There are more problems with Holt’s piece. He quotes a social media researcher extensively and cites a guide to news industry best practices in order to characterize the conservative outlets who wrote about Lenihan’s work as uncritical journalists. The insinuation was that those outlets reported on his study at face value, without bothering to vet it.
“For conservative media, the endorsement of peers within its narrow confines is all the expertise necessary for publication,” he wrote. This claim, which he supports in the piece only by stating that several outlets declined his requests for comment, contradicts what Lenihan told Holt in the email, and doesn’t hold up to further scrutiny.
As already noted, Quillette reviewed the entirety of his work prior to publishing, albeit on the condition that they not republish it. Lenihan also told Holt he had provided a number of reporters with more information at their request. Holt’s sweeping assertion that these stories are “the latest example of unreliable information circulating rapidly through an ecosystem of fringe outlets, without even the appearance of due diligence,” is not grounded in facts. (RELATED: New York Times Invents New Term To Sanitize Abortion)
Holt devotes just one sentence in the piece to a description of Lenihan’s methodology and ignores the lengths Lenihan went to in the Quillette post and in his emails to Holt to explain and qualify his study.
“His methodology consisted of labeling Twitter users as ‘highly connected’ to antifa if they had ‘8 or more connections’ on Twitter to either accounts run by antifascist activists, or one lecturer at Dartmouth,” Holt wrote.
Holt’s description makes it seem like Lenihan simply mapped which journalists follow a few antifa accounts on Twitter, and then labeled those connections as nefarious. But Lenihan’s study consisted of much more than simply flagging which journalists follow antifa accounts on Twitter.
He was careful to note in Quillette that, “A journalist’s close social-media engagement with any particular group should not be seen as incriminating per se.” The network mapping was used as a jumping off point to later analyze certain journalists. Lenihan manually reviewed the reporting of the journalists shown to be the most connected to antifa.
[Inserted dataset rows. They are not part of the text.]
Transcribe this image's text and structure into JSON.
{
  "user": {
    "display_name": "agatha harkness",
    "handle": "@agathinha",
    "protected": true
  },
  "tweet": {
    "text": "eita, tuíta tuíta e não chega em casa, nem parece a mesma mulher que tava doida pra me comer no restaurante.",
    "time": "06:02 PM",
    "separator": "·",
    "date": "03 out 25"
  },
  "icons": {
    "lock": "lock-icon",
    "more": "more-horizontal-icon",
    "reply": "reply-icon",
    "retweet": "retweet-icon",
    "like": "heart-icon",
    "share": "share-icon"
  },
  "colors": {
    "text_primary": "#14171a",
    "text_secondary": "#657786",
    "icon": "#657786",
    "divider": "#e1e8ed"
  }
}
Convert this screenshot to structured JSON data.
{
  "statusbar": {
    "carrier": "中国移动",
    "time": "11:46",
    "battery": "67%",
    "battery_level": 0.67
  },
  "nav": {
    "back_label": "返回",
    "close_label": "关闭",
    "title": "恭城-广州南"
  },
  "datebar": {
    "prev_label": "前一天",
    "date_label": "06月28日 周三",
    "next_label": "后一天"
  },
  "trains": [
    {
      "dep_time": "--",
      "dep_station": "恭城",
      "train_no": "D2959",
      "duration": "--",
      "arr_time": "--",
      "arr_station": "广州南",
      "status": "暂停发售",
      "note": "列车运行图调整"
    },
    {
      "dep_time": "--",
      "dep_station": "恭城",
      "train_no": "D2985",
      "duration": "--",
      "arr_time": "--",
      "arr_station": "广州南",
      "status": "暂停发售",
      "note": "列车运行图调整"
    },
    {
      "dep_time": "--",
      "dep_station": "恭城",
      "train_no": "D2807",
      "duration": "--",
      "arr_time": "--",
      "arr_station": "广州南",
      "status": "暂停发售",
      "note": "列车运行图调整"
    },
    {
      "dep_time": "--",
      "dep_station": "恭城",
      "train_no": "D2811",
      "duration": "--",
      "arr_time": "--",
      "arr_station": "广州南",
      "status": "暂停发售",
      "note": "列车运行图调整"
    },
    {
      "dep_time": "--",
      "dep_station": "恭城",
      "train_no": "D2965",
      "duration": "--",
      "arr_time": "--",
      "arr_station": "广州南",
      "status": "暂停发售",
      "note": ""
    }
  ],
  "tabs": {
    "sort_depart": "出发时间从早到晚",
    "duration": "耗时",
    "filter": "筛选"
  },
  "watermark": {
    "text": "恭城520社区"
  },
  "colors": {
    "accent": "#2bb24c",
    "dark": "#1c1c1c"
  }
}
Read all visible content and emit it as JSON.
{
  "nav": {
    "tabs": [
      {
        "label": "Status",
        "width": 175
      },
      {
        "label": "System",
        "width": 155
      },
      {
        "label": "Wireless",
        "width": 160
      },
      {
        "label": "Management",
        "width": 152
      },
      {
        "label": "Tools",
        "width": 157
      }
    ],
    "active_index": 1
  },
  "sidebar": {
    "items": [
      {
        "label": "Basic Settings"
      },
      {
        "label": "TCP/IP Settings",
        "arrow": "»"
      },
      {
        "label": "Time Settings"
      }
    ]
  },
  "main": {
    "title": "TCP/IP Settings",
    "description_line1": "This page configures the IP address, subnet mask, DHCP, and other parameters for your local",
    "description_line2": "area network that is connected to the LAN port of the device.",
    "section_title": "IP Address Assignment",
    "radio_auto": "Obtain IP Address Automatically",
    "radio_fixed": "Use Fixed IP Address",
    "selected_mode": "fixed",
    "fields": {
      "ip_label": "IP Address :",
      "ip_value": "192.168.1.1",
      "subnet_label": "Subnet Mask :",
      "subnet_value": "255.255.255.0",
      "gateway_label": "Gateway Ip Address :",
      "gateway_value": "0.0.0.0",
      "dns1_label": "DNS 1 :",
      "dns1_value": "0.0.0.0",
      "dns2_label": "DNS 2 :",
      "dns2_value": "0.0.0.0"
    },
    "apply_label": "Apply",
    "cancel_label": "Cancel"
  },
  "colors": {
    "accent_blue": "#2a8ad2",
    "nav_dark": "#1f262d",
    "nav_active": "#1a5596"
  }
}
What he found was striking.
“Of all 15 verified national-level journalists in our subset, we couldn’t find a single article, by any of them, that was markedly critical of antifa in any way,” he wrote in Quillette. “In all cases, their work in this area consisted primarily of downplaying antifa violence while advancing antifa talking points, and in some cases quoting antifa extremists as if they were impartial experts.”
Again, Holt’s piece includes none of this context.
CJR did update the piece to address one especially egregious error — Holt wrongly referred to an antifa activist Lenihan identified, Mark Bray, as a professor at the University of Hong Kong. In fact, Bray is a lecturer at Dartmouth who published, “Antifa: The Antifa-Handbook.” CJR noted it changed the University of Hong Kong to Dartmouth in an editor’s note, but the piece still does not mention the professor’s antifa handbook, nor that they previously identified a completely different person, who is a professor at the University of Hong Kong.
The problems with the piece are severe in any case, but really stand out as endorsed by the nation’s supposed top arbiter of journalistic ethics. It’s the second time in a month that the self-described media watchdog has published a liberal activist. The first, Media Matters editor Parker Molloy, openly advocated against journalism norms, and here in the second, Holt flouts them. In both cases, CJR has refused to engage questions about their work, or to talk about their editorial process.